CHP’lilerin tehditlerini değerlendiren siyasetçi ve gazeteciler, darbecilerin gözde partisinin olası bir iktidarında helalleşmek istediği kesimin, 28 Şubat’ın mazlumları değil failleri olduğunu belirtiler.
AK Parti Erzurum Milletvekili İbrahim Aydemir, şunları dile getirdi: “Bu anlayışın iktidarlarına baktığınızda her seferinde gücü bulduklarında mutlaka millet evlatlarına zulüm etmişlerdir. Bir defa bunların millete hizmet diye bir dertleri yok. Dertleri, milletle hesaplaşmak. 28 Şubat’ta mağdur ettikleriyle yeniden hesaplaşacaklar. Eylemleri ve söylemleriyle kimlerle helalleşmeyi düşündüklerini açıkça ortaya koyuyorlar. Kimler bunlar? Amerika’ya payanda olanlar, PKK’ya yandaş olanlar. Onlarla helalleşmeyi planlıyorlar bunlar. Yoksa 28 Şubat mağdurları, başörtülü kadınlar asla umurlarında değil. Bunlar bir daha imkân bulsalar yine aynısını yapacaklar. Yeniden başörtüsünü yasaklayacaklar, katsayı gibi bir zulmü öğrencilere reva görecekler, sermayeyi rengine göre ayrıştıracaklar. CHP’lilerin yapacağı budur.”
Gazeteci Yazar Şükrü Sak ise, şunları ifade etti: “CHP’liler ‘helalleşme’ adı altında ‘hesap sorma’ planları yapıyor. Son zamanlarda sıklaşan ‘yargılanacaksınız’ yollu aleni tehditlerin de sebebi budur. Türkiye’deki bütün darbelere istisnasız destek vermiş bir zihniyetin demokrasi söylemi arkasına gizlenmesi, mutabakat metninin 28 Şubat gibi karanlık bir darbe gününe denk getirmesi rastgelelikle açıklanacak bir durum değildir. O yüzden, ‘helalleşme’ ile kastettikleri, 28 Şubat’ın mazlûmları değil, failleridir. Mutabakat metni, ayan beyan sinsi bir hesap sorma planıdır. Özellikle 28 Şubat tarihinin tercih edilmesinin anlamı budur. Milletten aldığı desteğin yüzde 20 civarlarında dolaştığı CHP, asıl gücünü ‘bürokrasi’ ve daha başka ‘mihraklardan’ almaktadır. Bu yüzden de hiçbir zaman millete güvenmemiş, millet de ona güvenmemiştir.”

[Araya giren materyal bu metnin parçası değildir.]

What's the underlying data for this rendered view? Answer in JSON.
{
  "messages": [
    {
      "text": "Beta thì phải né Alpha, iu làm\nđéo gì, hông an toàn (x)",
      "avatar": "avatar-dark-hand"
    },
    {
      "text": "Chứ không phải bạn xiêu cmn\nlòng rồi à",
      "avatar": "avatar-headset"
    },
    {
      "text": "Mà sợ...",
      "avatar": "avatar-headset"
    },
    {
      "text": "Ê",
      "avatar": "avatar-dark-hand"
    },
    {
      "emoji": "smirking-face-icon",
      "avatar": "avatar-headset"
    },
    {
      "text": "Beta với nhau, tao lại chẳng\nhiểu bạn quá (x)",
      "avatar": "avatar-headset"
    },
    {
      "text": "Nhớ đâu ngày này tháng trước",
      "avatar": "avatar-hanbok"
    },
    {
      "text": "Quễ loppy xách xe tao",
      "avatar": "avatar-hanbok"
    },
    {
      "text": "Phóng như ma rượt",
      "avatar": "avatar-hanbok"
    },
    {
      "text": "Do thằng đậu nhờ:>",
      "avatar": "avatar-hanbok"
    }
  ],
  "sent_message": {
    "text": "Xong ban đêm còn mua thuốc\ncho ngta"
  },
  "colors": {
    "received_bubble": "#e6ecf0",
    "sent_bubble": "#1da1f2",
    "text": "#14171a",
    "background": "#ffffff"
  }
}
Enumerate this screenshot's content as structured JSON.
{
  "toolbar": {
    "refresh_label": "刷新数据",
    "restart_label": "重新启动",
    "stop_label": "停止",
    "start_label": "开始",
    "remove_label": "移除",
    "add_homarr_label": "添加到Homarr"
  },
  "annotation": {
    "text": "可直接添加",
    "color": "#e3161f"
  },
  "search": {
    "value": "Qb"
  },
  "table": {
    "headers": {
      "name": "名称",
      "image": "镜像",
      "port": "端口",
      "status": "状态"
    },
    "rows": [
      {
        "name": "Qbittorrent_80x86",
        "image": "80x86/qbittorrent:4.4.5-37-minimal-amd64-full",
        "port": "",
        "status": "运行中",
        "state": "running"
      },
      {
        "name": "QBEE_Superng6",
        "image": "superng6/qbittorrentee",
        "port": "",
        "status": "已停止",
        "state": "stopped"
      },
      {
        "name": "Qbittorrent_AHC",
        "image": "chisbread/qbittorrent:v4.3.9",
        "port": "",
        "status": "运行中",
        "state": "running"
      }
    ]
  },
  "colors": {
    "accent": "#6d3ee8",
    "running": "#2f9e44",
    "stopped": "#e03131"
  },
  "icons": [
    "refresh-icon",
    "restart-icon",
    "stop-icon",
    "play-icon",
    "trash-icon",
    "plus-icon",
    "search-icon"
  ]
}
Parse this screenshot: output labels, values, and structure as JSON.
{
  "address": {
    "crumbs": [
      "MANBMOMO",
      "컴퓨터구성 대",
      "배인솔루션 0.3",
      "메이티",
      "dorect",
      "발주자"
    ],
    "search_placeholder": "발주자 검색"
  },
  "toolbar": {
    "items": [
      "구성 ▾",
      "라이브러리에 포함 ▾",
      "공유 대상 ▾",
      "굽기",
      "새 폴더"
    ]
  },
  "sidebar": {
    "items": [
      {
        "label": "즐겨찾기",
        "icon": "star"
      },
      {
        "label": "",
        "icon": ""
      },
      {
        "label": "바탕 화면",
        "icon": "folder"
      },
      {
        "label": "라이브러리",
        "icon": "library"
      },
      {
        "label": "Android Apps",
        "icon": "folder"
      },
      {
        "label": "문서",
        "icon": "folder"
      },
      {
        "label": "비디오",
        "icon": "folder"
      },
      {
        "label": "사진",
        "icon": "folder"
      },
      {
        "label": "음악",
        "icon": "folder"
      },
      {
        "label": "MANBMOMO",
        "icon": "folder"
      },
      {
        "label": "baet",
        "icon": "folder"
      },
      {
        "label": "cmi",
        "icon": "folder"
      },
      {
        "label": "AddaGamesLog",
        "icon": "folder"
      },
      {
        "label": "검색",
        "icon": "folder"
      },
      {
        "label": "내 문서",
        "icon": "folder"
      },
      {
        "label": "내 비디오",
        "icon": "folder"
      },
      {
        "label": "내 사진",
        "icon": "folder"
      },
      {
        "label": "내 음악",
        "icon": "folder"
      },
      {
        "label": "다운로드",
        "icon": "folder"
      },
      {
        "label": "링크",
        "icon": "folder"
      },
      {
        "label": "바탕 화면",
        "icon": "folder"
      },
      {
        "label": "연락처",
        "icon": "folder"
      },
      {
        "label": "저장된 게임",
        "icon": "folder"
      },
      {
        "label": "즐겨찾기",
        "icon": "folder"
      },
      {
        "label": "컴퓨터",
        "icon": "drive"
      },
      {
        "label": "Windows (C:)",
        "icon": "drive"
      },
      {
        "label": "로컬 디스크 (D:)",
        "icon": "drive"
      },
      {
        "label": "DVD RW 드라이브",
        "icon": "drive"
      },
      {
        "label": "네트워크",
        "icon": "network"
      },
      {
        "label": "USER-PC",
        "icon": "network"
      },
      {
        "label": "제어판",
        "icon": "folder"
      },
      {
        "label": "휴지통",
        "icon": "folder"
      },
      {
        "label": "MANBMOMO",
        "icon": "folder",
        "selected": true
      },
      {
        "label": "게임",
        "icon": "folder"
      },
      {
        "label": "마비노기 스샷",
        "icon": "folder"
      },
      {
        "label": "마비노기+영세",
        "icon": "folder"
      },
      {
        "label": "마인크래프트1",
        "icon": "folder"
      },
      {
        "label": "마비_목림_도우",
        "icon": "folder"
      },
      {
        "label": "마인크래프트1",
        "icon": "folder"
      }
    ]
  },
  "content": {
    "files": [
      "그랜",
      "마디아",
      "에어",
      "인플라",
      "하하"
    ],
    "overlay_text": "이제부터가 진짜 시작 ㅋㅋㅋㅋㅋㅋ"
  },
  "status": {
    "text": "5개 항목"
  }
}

Araştırmacı Yazar Mustafa Albayrak da, şu değerlendirmede bulundu: “Bu her şeyden önce, CHP’nin millete bir meydan okumasıdır. Çünkü bu kararları alan Erdoğan iktidarı, halkın desteğiyle seçilmiştir. Kılıçdaroğlu’nun oligarklar dediği müteşebbisler ise bu ülkeye çok önemli mega projeler kazandırmıştır. Ortada hukuka aykırı bir durum olduğuna inanıyorlarsa Meclis Araştırma Komisyonları var, bağımsız yargımız var, gider şikâyetlerini yaparlar. Fakat bu tehditleri ele aldığımızda ortada çok ciddi bir hesaplaşma planı olduğu açıkça görülüyor. Bu yapılanları, milli iradeye, devletin kıymetli bürokratlarına ve milli sermayeye karşı büyük bir saygısızlık ve terbiyesizlik olarak görüyorum. CHP’ye payanda olan sözde muhafazakar parti liderleri de Yahudi dükkanına asılan ‘Besmele’ tabelası gibi duruyorlar!”